Uncertainty rattles around inside me, every day I lose a little more footing
Can I ever get a grip? Can I ever just surrender?
And while I know I’m making things difficult, I can’t seem to stray from this path I’ve laid out for myself
I lay here, unable to move, paralyzed by that very thought
How does anyone do it? Just go on without looking back?
Well this shit is weighing me down, and every day is
Grinding, just grinding
I can’t be the only one, who thinks this way, who thinks this much, who thinks this hard,
who tries this hard to find a way to rid himself of this weight that is time.
Calling, calling, calling for help, in a cavern that’s too dense to move.
Holding, ever clinging, to the time before I had to move this weight.

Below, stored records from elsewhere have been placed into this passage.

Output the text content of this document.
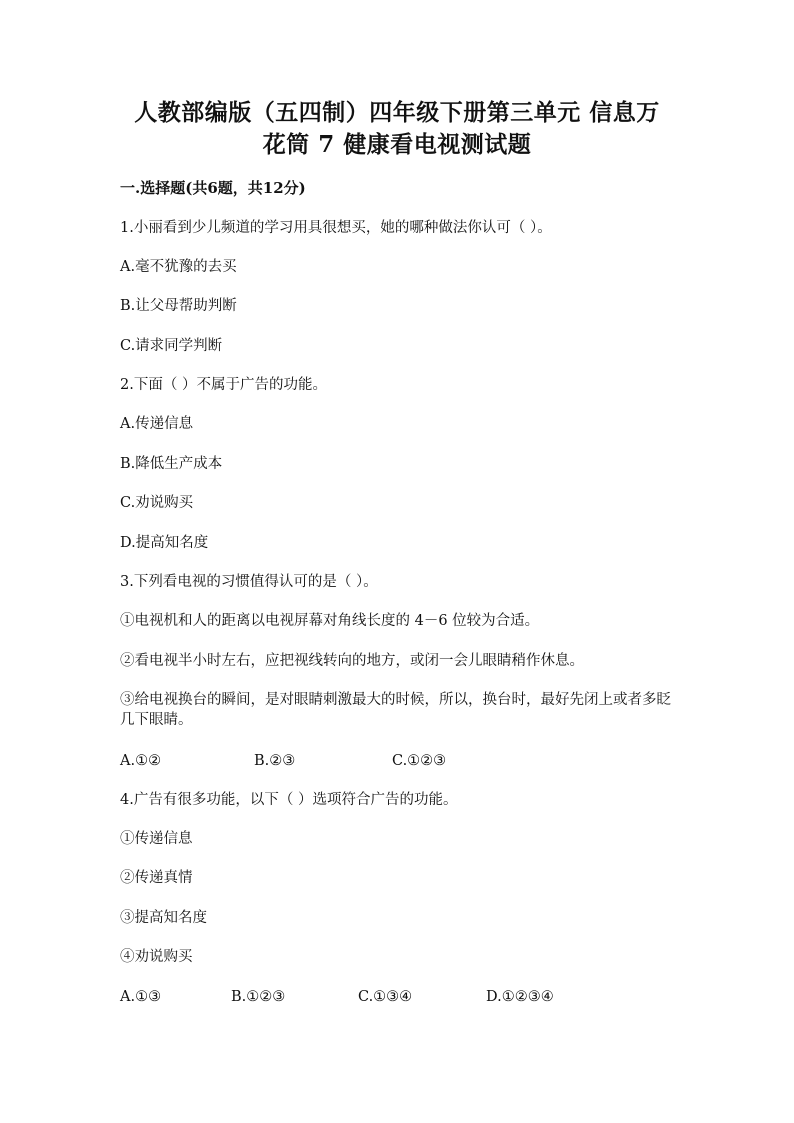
人教部编版（五四制）四年级下册第三单元 信息万
花筒 7 健康看电视测试题

一.选择题(共6题，共12分)

1.小丽看到少儿频道的学习用具很想买，她的哪种做法你认可（ ）。

A.毫不犹豫的去买

B.让父母帮助判断

C.请求同学判断

2.下面（ ）不属于广告的功能。

A.传递信息

B.降低生产成本

C.劝说购买

D.提高知名度

3.下列看电视的习惯值得认可的是（ ）。

①电视机和人的距离以电视屏幕对角线长度的 4－6 位较为合适。

②看电视半小时左右，应把视线转向的地方，或闭一会儿眼睛稍作休息。

③给电视换台的瞬间，是对眼睛刺激最大的时候，所以，换台时，最好先闭上或者多眨几下眼睛。

A.①②	B.②③	C.①②③

4.广告有很多功能，以下（ ）选项符合广告的功能。

①传递信息

②传递真情

③提高知名度

④劝说购买

A.①③	B.①②③	C.①③④	D.①②③④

Life was so simple, it was a breeze
When Mom would put on records while I helped her clean
The sun shined brighter in that house
Remember when I fell down the stairs?
She picked me up with her loving arms, and I was back to playing, without a care
The sun shined brighter in that house
Enjoyment is gone, replaced by reaction; a practical excuse to place function over form at all costs.

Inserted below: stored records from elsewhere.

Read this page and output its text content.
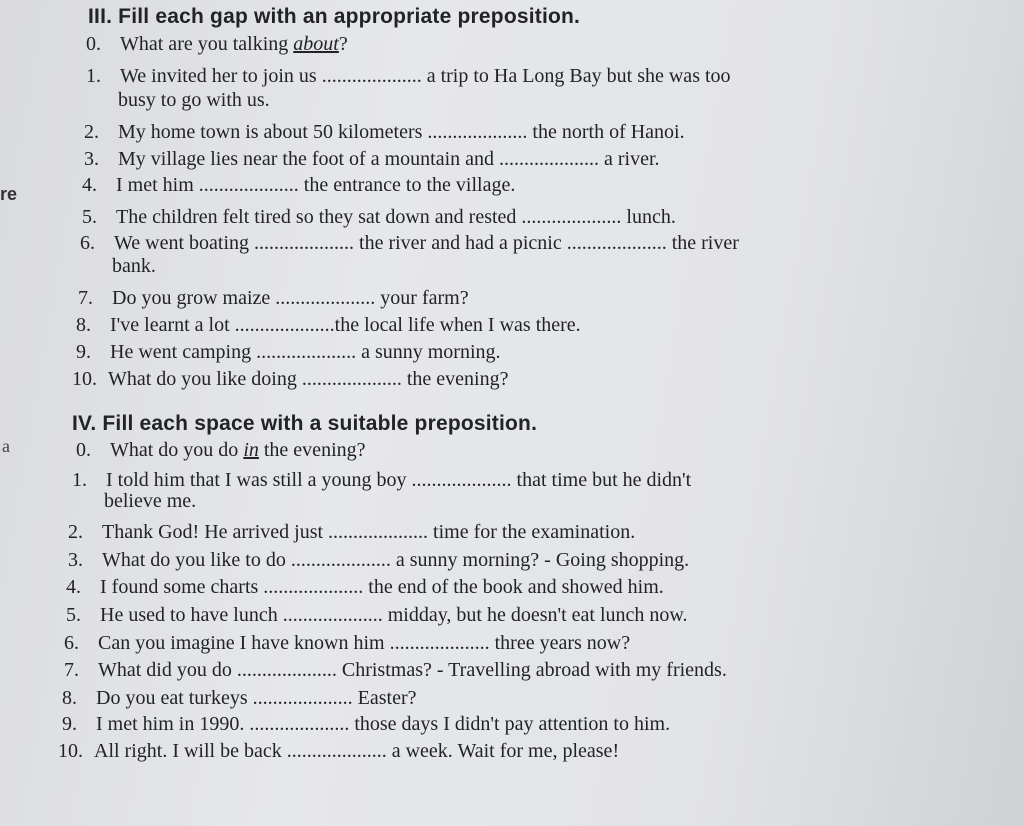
re
a
III. Fill each gap with an appropriate preposition.
0. What are you talking about?
1. We invited her to join us .................... a trip to Ha Long Bay but she was too
busy to go with us.
2. My home town is about 50 kilometers .................... the north of Hanoi.
3. My village lies near the foot of a mountain and .................... a river.
4. I met him .................... the entrance to the village.
5. The children felt tired so they sat down and rested .................... lunch.
6. We went boating .................... the river and had a picnic .................... the river
bank.
7. Do you grow maize .................... your farm?
8. I've learnt a lot ....................the local life when I was there.
9. He went camping .................... a sunny morning.
10. What do you like doing .................... the evening?
IV. Fill each space with a suitable preposition.
0. What do you do in the evening?
1. I told him that I was still a young boy .................... that time but he didn't
believe me.
2. Thank God! He arrived just .................... time for the examination.
3. What do you like to do .................... a sunny morning? - Going shopping.
4. I found some charts .................... the end of the book and showed him.
5. He used to have lunch .................... midday, but he doesn't eat lunch now.
6. Can you imagine I have known him .................... three years now?
7. What did you do .................... Christmas? - Travelling abroad with my friends.
8. Do you eat turkeys .................... Easter?
9. I met him in 1990. .................... those days I didn't pay attention to him.
10. All right. I will be back .................... a week. Wait for me, please!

Function over form, making it easier to shut the door.
But where am I going? Where is this leading?
How can I keep falling into a nonexistent space with no hope for escape?
I’ll find my way out, I always do, but every time, part of me stays behind.
Bullshit! This is bullshit! I’m fine! Stronger and wiser than I’ve ever been before!
Get me out of my head, pull me out of this hole, I don’t want to drown in the echoes that kill me
“I’m not a kid anymore, so why is life such a bore?”
I’m not a kid anymore, and that makes life such a bore.